The Garland Hecklers were a vocal and highly visible group on the left side of the political spectrum who heckled Garland all through 2021 and into 2022 claiming, among other things, that he was “deliberately slow walking” the Trump investigations. Some demanded that Garland announce that he was investigating Trump. Failing that, they demanded an “overt action” to show that Garland was “going after” Trump. (For citations, see this post.)
Some insisted that an extensive evidence-gathering investigation was not necessary. Some even claimed that Trump should have been “arrested” within months of the January 6 attack. One well-known TV lawyer wanted Garland to “flip some tables” and behave the way Republicans would have behaved. He cited examples of Republicans defying norms and playing hardball by using prosecutors to do the bidding of the president.
(If you agree with the above statements, first read this post and then click here and start reading for why you fell for this misinformation.)
Prosecutorial independence is one of our democratic institutions. In an autocratic government, the autocrat decides who should be investigated and prosecuted. In an era of mob rule (lynchings) the mob decides. The way our government is structured, an independent prosecutor decides by following the rules and guidelines in place.
Garland explained repeatedly that what the hecklers were demanding was contrary to the established norms of how investigations are conducted and that it was important to follow the rules. (For an example of Garland’s response, click here.)
In response, the hecklers mocked his words as “weak.” (Citations here.)
Note: Not all the lawyers who jumped onto the Garland Heckling bandwagon were advocating rule breaking and norm busting. Many can be described as reflectors: They were simply reflecting back and amplifying what others were saying. (For more on legal pundits who act as reflectors, see this post.)
Both Garland and Biden ignored the hecklers. Given what I’ve written thus far, it should be obvious why, but let’s march through a few reasons for fun. (This is fun, isn’t it?) Besides, exploring other reasons gives me the excuse to talk about another interesting book.
Reason #1: Giving in to the Garland Hecklers would have further deteriorated the DOJ
We know that Biden read How Democracies Die.

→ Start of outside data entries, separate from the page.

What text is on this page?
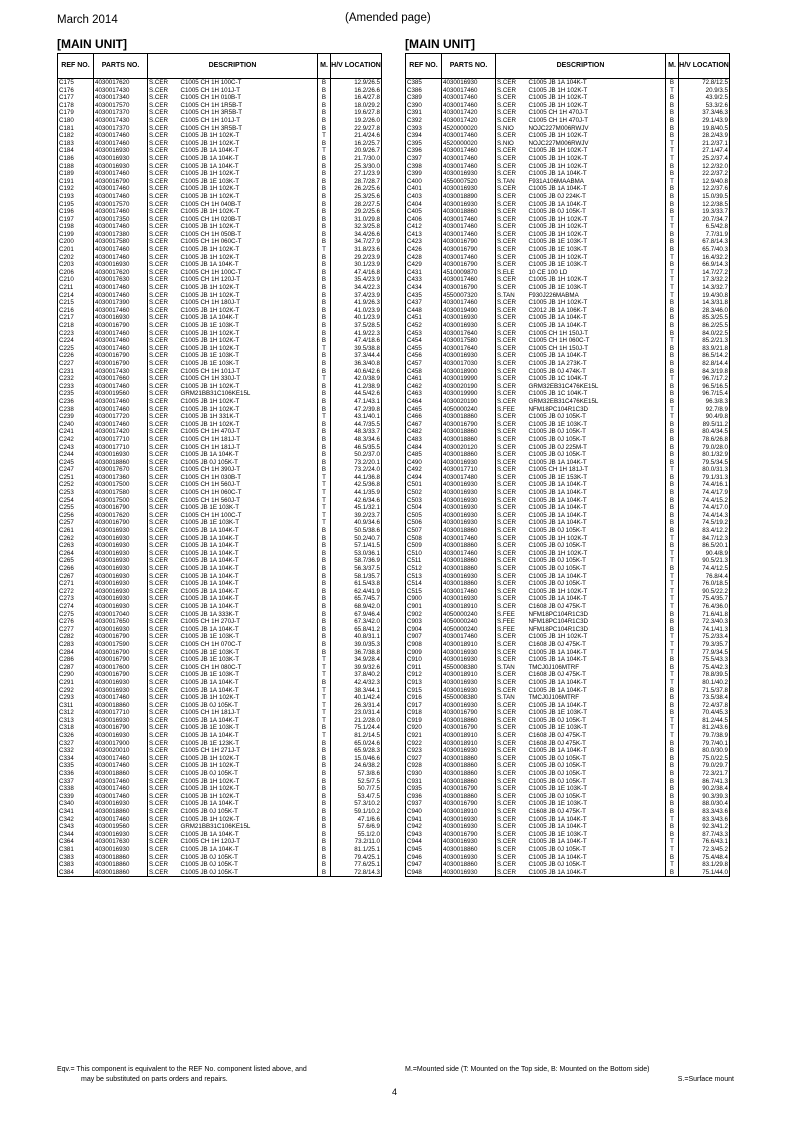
March 2014	(Amended page)
[MAIN UNIT]	[MAIN UNIT]
REF NO.	PARTS NO.	DESCRIPTION		M.	H/V LOCATION
C175	4030017620	S.CER	C1005 CH 1H 100C-T	B	12.9/26.5
C176	4030017430	S.CER	C1005 CH 1H 101J-T	B	16.2/26.6
C177	4030017340	S.CER	C1005 CH 1H 010B-T	B	16.4/27.8
C178	4030017570	S.CER	C1005 CH 1H 1R5B-T	B	18.0/29.2
C179	4030017370	S.CER	C1005 CH 1H 3R5B-T	B	19.6/27.8
C180	4030017430	S.CER	C1005 CH 1H 101J-T	B	19.2/26.0
C181	4030017370	S.CER	C1005 CH 1H 3R5B-T	B	22.9/27.8
C182	4030017460	S.CER	C1005 JB 1H 102K-T	T	21.4/24.6
C183	4030017460	S.CER	C1005 JB 1H 102K-T	B	16.2/25.7
C184	4030016930	S.CER	C1005 JB 1A 104K-T	T	20.9/26.7
C186	4030016930	S.CER	C1005 JB 1A 104K-T	B	21.7/30.0
C188	4030016930	S.CER	C1005 JB 1A 104K-T	B	25.3/30.0
C189	4030017460	S.CER	C1005 JB 1H 102K-T	B	27.1/23.9
C191	4030016790	S.CER	C1005 JB 1E 103K-T	B	28.7/28.7
C192	4030017460	S.CER	C1005 JB 1H 102K-T	B	26.2/25.6
C193	4030017460	S.CER	C1005 JB 1H 102K-T	B	25.3/25.6
C195	4030017570	S.CER	C1005 CH 1H 040B-T	B	28.2/27.5
C196	4030017460	S.CER	C1005 JB 1H 102K-T	B	29.2/25.6
C197	4030017350	S.CER	C1005 CH 1H 020B-T	B	31.0/29.8
C198	4030017460	S.CER	C1005 JB 1H 102K-T	B	32.3/25.8
C199	4030017380	S.CER	C1005 CH 1H 050B-T	B	34.4/26.6
C200	4030017580	S.CER	C1005 CH 1H 060C-T	B	34.7/27.9
C201	4030017460	S.CER	C1005 JB 1H 102K-T	T	31.8/23.6
C202	4030017460	S.CER	C1005 JB 1H 102K-T	B	29.2/23.9
C203	4030016930	S.CER	C1005 JB 1A 104K-T	B	30.1/23.9
C206	4030017620	S.CER	C1005 CH 1H 100C-T	B	47.4/16.8
C210	4030017630	S.CER	C1005 CH 1H 120J-T	B	35.4/23.9
C211	4030017460	S.CER	C1005 JB 1H 102K-T	B	34.4/22.3
C214	4030017460	S.CER	C1005 JB 1H 102K-T	B	37.4/23.9
C215	4030017390	S.CER	C1005 CH 1H 180J-T	B	41.9/26.3
C216	4030017460	S.CER	C1005 JB 1H 102K-T	B	41.0/23.9
C217	4030016930	S.CER	C1005 JB 1A 104K-T	B	40.1/23.9
C218	4030016790	S.CER	C1005 JB 1E 103K-T	B	37.5/28.5
C223	4030017460	S.CER	C1005 JB 1H 102K-T	B	41.9/22.3
C224	4030017460	S.CER	C1005 JB 1H 102K-T	B	47.4/18.6
C225	4030017460	S.CER	C1005 JB 1H 102K-T	T	39.5/38.8
C226	4030016790	S.CER	C1005 JB 1E 103K-T	B	37.3/44.4
C227	4030016790	S.CER	C1005 JB 1E 103K-T	B	36.3/40.8
C231	4030017430	S.CER	C1005 CH 1H 101J-T	B	40.6/42.6
C232	4030017660	S.CER	C1005 CH 1H 330J-T	T	42.0/38.9
C233	4030017460	S.CER	C1005 JB 1H 102K-T	B	41.2/38.9
C235	4030019560	S.CER	GRM21BB31C106KE15L	B	44.5/42.6
C236	4030017460	S.CER	C1005 JB 1H 102K-T	B	47.1/43.1
C238	4030017460	S.CER	C1005 JB 1H 102K-T	B	47.2/39.8
C239	4030017720	S.CER	C1005 JB 1H 331K-T	T	43.1/40.1
C240	4030017460	S.CER	C1005 JB 1H 102K-T	B	44.7/35.5
C241	4030017420	S.CER	C1005 CH 1H 470J-T	B	48.3/33.7
C242	4030017710	S.CER	C1005 CH 1H 181J-T	B	48.3/34.6
C243	4030017710	S.CER	C1005 CH 1H 181J-T	B	46.5/35.5
C244	4030016930	S.CER	C1005 JB 1A 104K-T	B	50.2/37.0
C245	4030018860	S.CER	C1005 JB 0J 105K-T	B	73.2/20.1
C247	4030017670	S.CER	C1005 CH 1H 390J-T	B	73.2/24.0
C251	4030017360	S.CER	C1005 CH 1H 030B-T	T	44.1/36.8
C252	4030017500	S.CER	C1005 CH 1H 560J-T	T	42.5/36.8
C253	4030017580	S.CER	C1005 CH 1H 060C-T	T	44.1/35.9
C254	4030017500	S.CER	C1005 CH 1H 560J-T	T	42.6/34.6
C255	4030016790	S.CER	C1005 JB 1E 103K-T	T	45.1/32.1
C256	4030017620	S.CER	C1005 CH 1H 100C-T	T	39.2/23.7
C257	4030016790	S.CER	C1005 JB 1E 103K-T	T	40.9/34.6
C261	4030016930	S.CER	C1005 JB 1A 104K-T	B	50.5/38.6
C262	4030016930	S.CER	C1005 JB 1A 104K-T	B	50.2/40.7
C263	4030016930	S.CER	C1005 JB 1A 104K-T	B	57.1/41.5
C264	4030016930	S.CER	C1005 JB 1A 104K-T	B	53.0/36.1
C265	4030016930	S.CER	C1005 JB 1A 104K-T	B	58.7/36.9
C266	4030016930	S.CER	C1005 JB 1A 104K-T	B	56.3/37.5
C267	4030016930	S.CER	C1005 JB 1A 104K-T	B	58.1/35.7
C271	4030016930	S.CER	C1005 JB 1A 104K-T	B	61.5/43.8
C272	4030016930	S.CER	C1005 JB 1A 104K-T	B	62.4/41.9
C273	4030016930	S.CER	C1005 JB 1A 104K-T	B	65.7/45.7
C274	4030016930	S.CER	C1005 JB 1A 104K-T	B	68.9/42.0
C275	4030017040	S.CER	C1005 JB 1A 333K-T	B	67.9/46.4
C276	4030017650	S.CER	C1005 CH 1H 270J-T	B	67.3/42.0
C277	4030016930	S.CER	C1005 JB 1A 104K-T	B	65.8/41.2
C282	4030016790	S.CER	C1005 JB 1E 103K-T	B	40.8/31.1
C283	4030017590	S.CER	C1005 CH 1H 070C-T	B	39.0/35.3
C284	4030016790	S.CER	C1005 JB 1E 103K-T	B	36.7/38.8
C286	4030016790	S.CER	C1005 JB 1E 103K-T	T	34.9/28.4
C287	4030017600	S.CER	C1005 CH 1H 080C-T	T	39.9/32.6
C290	4030016790	S.CER	C1005 JB 1E 103K-T	T	37.8/40.2
C291	4030016930	S.CER	C1005 JB 1A 104K-T	B	42.4/32.3
C292	4030016930	S.CER	C1005 JB 1A 104K-T	T	38.3/44.1
C293	4030017460	S.CER	C1005 JB 1H 102K-T	T	40.1/42.4
C311	4030018860	S.CER	C1005 JB 0J 105K-T	T	26.3/31.4
C312	4030017710	S.CER	C1005 CH 1H 181J-T	T	23.0/31.4
C313	4030016930	S.CER	C1005 JB 1A 104K-T	T	21.2/28.0
C318	4030016790	S.CER	C1005 JB 1E 103K-T	B	75.1/24.4
C326	4030016930	S.CER	C1005 JB 1A 104K-T	T	81.2/14.5
C327	4030017900	S.CER	C1005 JB 1E 123K-T	B	65.0/24.6
C332	4030020010	S.CER	C1005 CH 1H 271J-T	B	65.9/28.3
C334	4030017460	S.CER	C1005 JB 1H 102K-T	B	15.0/46.6
C335	4030017460	S.CER	C1005 JB 1H 102K-T	B	24.6/38.2
C336	4030018860	S.CER	C1005 JB 0J 105K-T	B	57.3/8.6
C337	4030017460	S.CER	C1005 JB 1H 102K-T	B	52.5/7.5
C338	4030017460	S.CER	C1005 JB 1H 102K-T	B	50.7/7.5
C339	4030017460	S.CER	C1005 JB 1H 102K-T	B	53.4/7.5
C340	4030016930	S.CER	C1005 JB 1A 104K-T	B	57.3/10.2
C341	4030018860	S.CER	C1005 JB 0J 105K-T	B	59.1/10.2
C342	4030017460	S.CER	C1005 JB 1H 102K-T	B	47.1/6.6
C343	4030019560	S.CER	GRM21BB31C106KE15L	B	57.6/6.9
C344	4030016930	S.CER	C1005 JB 1A 104K-T	B	55.1/2.0
C364	4030017630	S.CER	C1005 CH 1H 120J-T	B	73.2/11.0
C381	4030016930	S.CER	C1005 JB 1A 104K-T	B	81.1/25.1
C383	4030018860	S.CER	C1005 JB 0J 105K-T	B	79.4/25.1
C383	4030018860	S.CER	C1005 JB 0J 105K-T	B	77.6/25.1
C384	4030018860	S.CER	C1005 JB 0J 105K-T	B	72.8/14.3
REF NO.	PARTS NO.	DESCRIPTION		M.	H/V LOCATION
C385	4030016930	S.CER	C1005 JB 1A 104K-T	B	72.8/12.5
C386	4030017460	S.CER	C1005 JB 1H 102K-T	T	20.9/3.5
C389	4030017460	S.CER	C1005 JB 1H 102K-T	B	43.9/2.5
C390	4030017460	S.CER	C1005 JB 1H 102K-T	B	53.3/2.6
C391	4030017420	S.CER	C1005 CH 1H 470J-T	B	37.3/46.3
C392	4030017420	S.CER	C1005 CH 1H 470J-T	B	29.1/43.9
C393	4520000020	S.NIO	NOJC227M006RWJV	B	19.8/40.5
C394	4030017460	S.CER	C1005 JB 1H 102K-T	B	28.2/43.9
C395	4520000020	S.NIO	NOJC227M006RWJV	T	21.2/37.1
C396	4030017460	S.CER	C1005 JB 1H 102K-T	T	27.1/47.4
C397	4030017460	S.CER	C1005 JB 1H 102K-T	T	25.2/37.4
C398	4030017460	S.CER	C1005 JB 1H 102K-T	B	12.2/32.0
C399	4030016930	S.CER	C1005 JB 1A 104K-T	B	22.2/37.2
C400	4550007520	S.TAN	F931A106MAABMA	T	12.9/40.8
C401	4030016930	S.CER	C1005 JB 1A 104K-T	B	12.2/37.6
C403	4030018890	S.CER	C1005 JB 0J 224K-T	B	15.0/39.5
C404	4030016930	S.CER	C1005 JB 1A 104K-T	B	12.2/38.5
C405	4030018860	S.CER	C1005 JB 0J 105K-T	B	19.3/33.7
C406	4030017460	S.CER	C1005 JB 1H 102K-T	T	20.7/34.7
C412	4030017460	S.CER	C1005 JB 1H 102K-T	T	6.5/42.8
C413	4030017460	S.CER	C1005 JB 1H 102K-T	B	7.7/31.9
C423	4030016790	S.CER	C1005 JB 1E 103K-T	B	67.8/14.3
C426	4030016790	S.CER	C1005 JB 1E 103K-T	B	65.7/40.3
C428	4030017460	S.CER	C1005 JB 1H 102K-T	T	16.4/32.2
C429	4030016790	S.CER	C1005 JB 1E 103K-T	B	66.9/14.3
C431	4510009870	S.ELE	10 CE 100 LD	T	14.7/27.2
C433	4030017460	S.CER	C1005 JB 1H 102K-T	T	17.3/32.2
C434	4030016790	S.CER	C1005 JB 1E 103K-T	T	14.3/32.7
C435	4550007320	S.TAN	F930J226MABMA	T	19.4/30.8
C437	4030017460	S.CER	C1005 JB 1H 102K-T	B	14.3/31.8
C448	4030019490	S.CER	C2012 JB 1A 106K-T	B	28.3/46.0
C451	4030016930	S.CER	C1005 JB 1A 104K-T	B	85.3/25.5
C452	4030016930	S.CER	C1005 JB 1A 104K-T	B	86.2/25.5
C453	4030017640	S.CER	C1005 CH 1H 150J-T	B	84.0/22.5
C454	4030017580	S.CER	C1005 CH 1H 060C-T	T	85.2/21.3
C455	4030017640	S.CER	C1005 CH 1H 150J-T	B	83.9/21.8
C456	4030016930	S.CER	C1005 JB 1A 104K-T	B	86.5/14.2
C457	4030017030	S.CER	C1005 JB 1A 273K-T	B	82.8/14.4
C458	4030018900	S.CER	C1005 JB 0J 474K-T	B	84.3/19.8
C461	4030019990	S.CER	C1005 JB 1C 104K-T	T	96.7/17.2
C462	4030020190	S.CER	GRM32EB31C476KE15L	B	96.5/16.5
C463	4030019990	S.CER	C1005 JB 1C 104K-T	B	96.7/15.4
C464	4030020190	S.CER	GRM32EB31C476KE15L	B	96.3/8.3
C465	4050000240	S.FEE	NFM18PC104R1C3D	T	92.7/8.9
C466	4030018860	S.CER	C1005 JB 0J 105K-T	T	90.4/9.8
C467	4030016790	S.CER	C1005 JB 1E 103K-T	B	89.5/11.2
C482	4030018860	S.CER	C1005 JB 0J 105K-T	B	80.4/34.5
C483	4030018860	S.CER	C1005 JB 0J 105K-T	B	78.6/26.8
C484	4030020120	S.CER	C1005 JB 0J 225M-T	B	79.0/28.0
C485	4030018860	S.CER	C1005 JB 0J 105K-T	B	80.1/32.9
C490	4030016930	S.CER	C1005 JB 1A 104K-T	B	79.5/34.5
C492	4030017710	S.CER	C1005 CH 1H 181J-T	T	80.0/31.3
C494	4030017480	S.CER	C1005 JB 1E 153K-T	B	79.1/31.3
C501	4030016930	S.CER	C1005 JB 1A 104K-T	B	74.4/16.1
C502	4030016930	S.CER	C1005 JB 1A 104K-T	B	74.4/17.9
C503	4030016930	S.CER	C1005 JB 1A 104K-T	B	74.4/15.2
C504	4030016930	S.CER	C1005 JB 1A 104K-T	B	74.4/17.0
C505	4030016930	S.CER	C1005 JB 1A 104K-T	B	74.4/14.3
C506	4030016930	S.CER	C1005 JB 1A 104K-T	B	74.5/19.2
C507	4030018860	S.CER	C1005 JB 0J 105K-T	B	83.4/12.2
C508	4030017460	S.CER	C1005 JB 1H 102K-T	T	84.7/12.3
C509	4030018860	S.CER	C1005 JB 0J 105K-T	B	86.5/20.1
C510	4030017460	S.CER	C1005 JB 1H 102K-T	T	90.4/8.9
C511	4030018860	S.CER	C1005 JB 0J 105K-T	T	90.5/21.3
C512	4030018860	S.CER	C1005 JB 0J 105K-T	B	74.4/12.5
C513	4030016930	S.CER	C1005 JB 1A 104K-T	T	76.8/4.4
C514	4030018860	S.CER	C1005 JB 0J 105K-T	T	76.0/18.5
C515	4030017460	S.CER	C1005 JB 1H 102K-T	T	90.5/22.2
C900	4030016930	S.CER	C1005 JB 1A 104K-T	T	75.4/35.7
C901	4030018910	S.CER	C1608 JB 0J 475K-T	T	76.4/36.0
C902	4050000240	S.FEE	NFM18PC104R1C3D	B	71.6/41.8
C903	4050000240	S.FEE	NFM18PC104R1C3D	B	72.3/40.3
C904	4050000240	S.FEE	NFM18PC104R1C3D	B	74.1/41.3
C907	4030017460	S.CER	C1005 JB 1H 102K-T	T	75.2/33.4
C908	4030018910	S.CER	C1608 JB 0J 475K-T	T	79.3/35.7
C909	4030016930	S.CER	C1005 JB 1A 104K-T	T	77.9/34.5
C910	4030016930	S.CER	C1005 JB 1A 104K-T	B	75.5/43.3
C911	4550008380	S.TAN	TMCJ0J106MTRF	B	75.4/42.3
C912	4030018910	S.CER	C1608 JB 0J 475K-T	T	78.8/39.5
C913	4030016930	S.CER	C1005 JB 1A 104K-T	T	80.1/40.2
C915	4030016930	S.CER	C1005 JB 1A 104K-T	B	71.5/37.8
C916	4550008380	S.TAN	TMCJ0J106MTRF	B	73.5/38.4
C917	4030016930	S.CER	C1005 JB 1A 104K-T	B	72.4/37.8
C918	4030016790	S.CER	C1005 JB 1E 103K-T	B	70.4/45.3
C919	4030018860	S.CER	C1005 JB 0J 105K-T	T	81.2/44.5
C920	4030016790	S.CER	C1005 JB 1E 103K-T	T	81.2/43.6
C921	4030018910	S.CER	C1608 JB 0J 475K-T	T	79.7/38.9
C922	4030018910	S.CER	C1608 JB 0J 475K-T	B	79.7/40.1
C923	4030016930	S.CER	C1005 JB 1A 104K-T	B	80.0/30.9
C927	4030018860	S.CER	C1005 JB 0J 105K-T	B	75.0/22.5
C928	4030018860	S.CER	C1005 JB 0J 105K-T	B	79.0/29.7
C930	4030018860	S.CER	C1005 JB 0J 105K-T	B	72.3/21.7
C931	4030018860	S.CER	C1005 JB 0J 105K-T	B	86.7/41.3
C935	4030016790	S.CER	C1005 JB 1E 103K-T	B	90.2/38.4
C936	4030018860	S.CER	C1005 JB 0J 105K-T	B	90.3/39.3
C937	4030016790	S.CER	C1005 JB 1E 103K-T	B	88.0/30.4
C940	4030018910	S.CER	C1608 JB 0J 475K-T	B	83.3/43.6
C941	4030016930	S.CER	C1005 JB 1A 104K-T	T	83.3/43.6
C942	4030016930	S.CER	C1005 JB 1A 104K-T	B	92.3/41.2
C943	4030016790	S.CER	C1005 JB 1E 103K-T	B	87.7/43.3
C944	4030016930	S.CER	C1005 JB 1A 104K-T	T	76.6/43.1
C945	4030018860	S.CER	C1005 JB 0J 105K-T	T	72.3/45.2
C946	4030016930	S.CER	C1005 JB 1A 104K-T	B	75.4/48.4
C947	4030018860	S.CER	C1005 JB 0J 105K-T	T	83.1/29.8
C948	4030016930	S.CER	C1005 JB 1A 104K-T	B	75.1/44.0
Eqv.= This component is equivalent to the REF No. component listed above, and
may be substituted on parts orders and repairs.
M.=Mounted side (T: Mounted on the Top side, B: Mounted on the Bottom side)
S.=Surface mount
4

It was reported that, in 2018, Biden — who generally reads biographies — “became obsessed with two books: How Democracies Die by Steven Levitsky and Daniel Ziblatt, and “White Working Class: Overcoming Class Cluelessness in America,” by Joan C. Williams. “He carried both everywhere, scrawling notes on the pages and pulling out well-worn copies to share passages.”

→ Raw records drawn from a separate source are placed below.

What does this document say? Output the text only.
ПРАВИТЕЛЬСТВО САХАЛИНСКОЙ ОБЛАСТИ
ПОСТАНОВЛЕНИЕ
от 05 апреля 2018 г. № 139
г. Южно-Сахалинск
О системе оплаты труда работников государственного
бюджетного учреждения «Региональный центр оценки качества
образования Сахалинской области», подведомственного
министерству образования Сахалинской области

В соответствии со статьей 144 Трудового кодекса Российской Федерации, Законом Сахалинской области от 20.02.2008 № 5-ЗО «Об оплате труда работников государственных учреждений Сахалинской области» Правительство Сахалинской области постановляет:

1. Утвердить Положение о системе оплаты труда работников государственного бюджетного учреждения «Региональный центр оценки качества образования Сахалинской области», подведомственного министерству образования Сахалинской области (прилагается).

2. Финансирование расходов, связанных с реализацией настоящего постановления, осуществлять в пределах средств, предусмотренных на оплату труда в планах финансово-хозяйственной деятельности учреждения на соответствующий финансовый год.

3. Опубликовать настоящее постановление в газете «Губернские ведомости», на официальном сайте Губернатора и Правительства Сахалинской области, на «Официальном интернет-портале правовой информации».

When Biden introduced his leadership team for the Justice Department, including Judge Merrick Garland as his choice to be U.S. attorney general, he said, “We need to restore the honor, the integrity, the independence of the Department of Justice that has been so badly damaged.” By “badly damaged,” he was, of course, referring to the way Trump had tried to weaponize the Justice Department to do his bidding.
The way to restore the integrity of the department is to follow the rules and norms. This means conducting the investigation the way the DOJ traditionally investigates complex crimes, which in turn means, among other things, not announcing the targets or subjects of investigations. This protects the civil rights of people being investigated and protects the integrity of the investigation and insures that all people under investigation are treated the same.
Reason #2: Giving in to the hecklers would have meant making the same mistake that the Republicans made: Biden would have been catering to a small portion of the population while alienating the majority.
Yanna Krupnikov and John Barry Ryan’s book, in The Other Divide: Polarization and Disengagement in American Politics, offers this insight: The biggest divide in America isn’t a partisan divide between Democrats and Republicans. The divide is in how engaged Americans are with politics.
The way to destroy democracy is by breaking norms and the way to save an ailing democracy (or rescue an autocracy) is with more democracy.